My environment setup is Ray version 2.10.0 on a Linux system with PyTorch for model training. I’ve attempted to adjust my code based on suggestions found in Ray’s GitHub issues and forums, including setting PYTHONPATH
and ensuring my custom modules are correctly imported, but these issues persist. I’m wondering if there have been recent changes to tune.report()
or other aspects of Ray Tune’s API that I might have missed, or if there are specific configurations and practices I should follow to resolve these errors.
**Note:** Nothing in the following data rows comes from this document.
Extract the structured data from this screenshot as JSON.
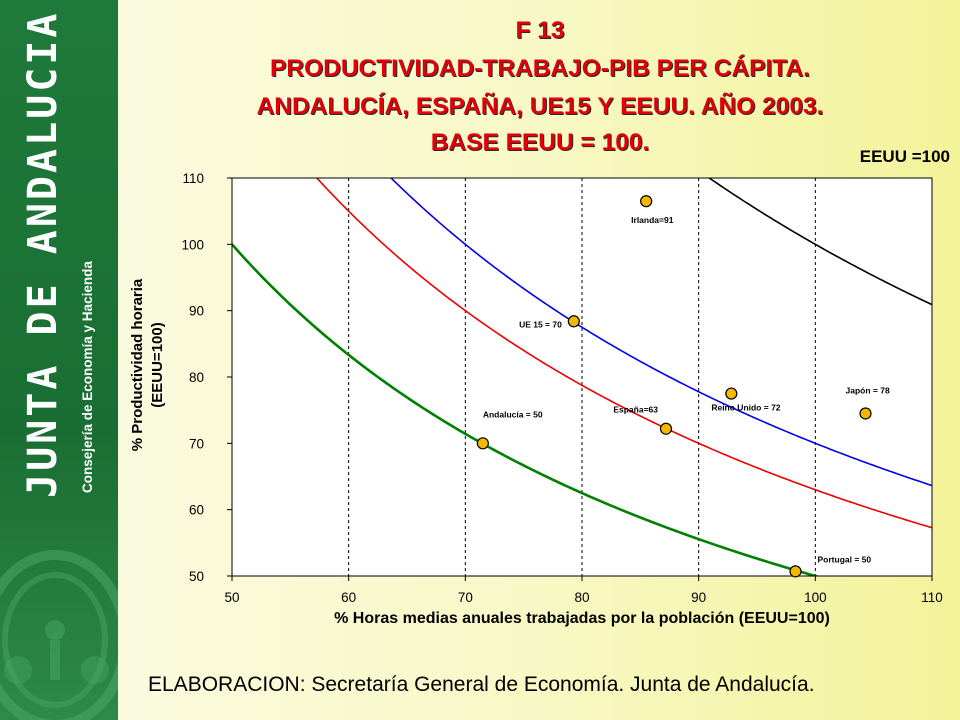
{
  "sidebar": {
    "brand": "JUNTA DE ANDALUCIA",
    "subbrand": "Consejería de Economía y Hacienda"
  },
  "slide": {
    "title_lines": [
      "F 13",
      "PRODUCTIVIDAD-TRABAJO-PIB PER CÁPITA.",
      "ANDALUCÍA, ESPAÑA, UE15 Y EEUU. AÑO 2003.",
      "BASE EEUU = 100."
    ],
    "footer": "ELABORACION: Secretaría General de Economía. Junta de Andalucía."
  },
  "colors": {
    "sidebar_green": "#1e7a3b",
    "title_red": "#e0000a",
    "curve_eeuu": "#000000",
    "curve_ue15": "#0000ee",
    "curve_espana": "#ee0000",
    "curve_andalucia": "#008000",
    "marker_fill": "#f5b800"
  },
  "chart_data": {
    "type": "scatter",
    "title": "",
    "xlabel": "% Horas medias anuales trabajadas por la población (EEUU=100)",
    "ylabel_line1": "% Productividad horaria",
    "ylabel_line2": "(EEUU=100)",
    "xlim": [
      50,
      110
    ],
    "ylim": [
      50,
      110
    ],
    "xticks": [
      50,
      60,
      70,
      80,
      90,
      100,
      110
    ],
    "yticks": [
      50,
      60,
      70,
      80,
      90,
      100,
      110
    ],
    "grid": "vertical dashed",
    "curve_label": "EEUU =100",
    "curves": [
      {
        "k": 100,
        "color": "#000000"
      },
      {
        "k": 70,
        "color": "#0000ee"
      },
      {
        "k": 63,
        "color": "#ee0000"
      },
      {
        "k": 50,
        "color": "#008000"
      }
    ],
    "points": [
      {
        "label": "Irlanda=91",
        "x": 85.5,
        "y": 106.5
      },
      {
        "label": "UE 15 = 70",
        "x": 79.3,
        "y": 88.4
      },
      {
        "label": "Reino Unido = 72",
        "x": 92.8,
        "y": 77.5
      },
      {
        "label": "Japón = 78",
        "x": 104.3,
        "y": 74.5
      },
      {
        "label": "España=63",
        "x": 87.2,
        "y": 72.2
      },
      {
        "label": "Andalucía = 50",
        "x": 71.5,
        "y": 70.0
      },
      {
        "label": "Portugal = 50",
        "x": 98.3,
        "y": 50.7
      }
    ]
  }
}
Any guidance or recommendations from the community would be greatly appreciated.
my ray import statements
from ray import tune
from ray.tune.schedulers import ASHAScheduler
from ray.tune.search.hyperopt import HyperOptSearch
from ray.tune import CLIReporter
train_model function
def train_model(config):
device = "cuda"
train_dataloader = create_train_dataloader(arguments, config)
vae = VAE(config, OH_len=10, OH_in_decoder = arguments['OH_in_decoder']) # Ensure the model class VAE can accept these hyperparameters
optimizer = torch.optim.Adam(vae.parameters(), lr=config["lr"], weight_decay=config["weight_decay"], betas=(config["beta1"], config["beta2"]))
vae.to(device)
# print(vae)
total_loss, total_KL_loss, total_SSIM_loss = 0, 0, 0 # Initialize variables
# Your training loop here
for epoch in range(config["epochs"]):
vae.train()
train_loss = 0 # Initialization of train_loss
for x, one_hot in train_dataloader:
x, one_hot = x.to(device), one_hot.to(device)
x_hat = vae(x, one_hot)
# Get loss with loss function
loss, KL_loss, SSIM_loss = get_kl_ssim_loss(x, x_hat, vae.encoder.sigma, vae.encoder.mu, arguments)
# Backward pass / weights modification
optimizer.zero_grad()
loss.backward()
optimizer.step()
# print('\t Single batch train loss: %f' % (loss.item()))
train_loss += loss.item()
total_KL_loss += KL_loss.item()
total_SSIM_loss += SSIM_loss.item()
total_loss += train_loss
num_samples = len(train_dataloader.dataset)
avg_loss = total_loss / num_samples
avg_KL_loss = total_KL_loss / num_samples
avg_SSIM_loss = total_SSIM_loss / num_samples
tune.report(loss=avg_loss, KL_loss=avg_KL_loss, SSIM_loss=avg_SSIM_loss)
main function
if __name__ == "__main__":
ray.init()
space = {
...
}
# Initialize the search algorithm with the search space
search_alg = HyperOptSearch(space, metric="loss", mode="min")
scheduler = ASHAScheduler(
metric="loss",
mode="min",
max_t=10,
grace_period=1,
reduction_factor=2
)
# Call tune.run without 'config' when using 'search_alg'
result = tune.run(
train_model,
resources_per_trial={"cpu": 2, "gpu": 1},
num_samples=10,
scheduler=scheduler,
progress_reporter=CLIReporter(metric_columns=["loss", "training_iteration"]),
search_alg=search_alg
)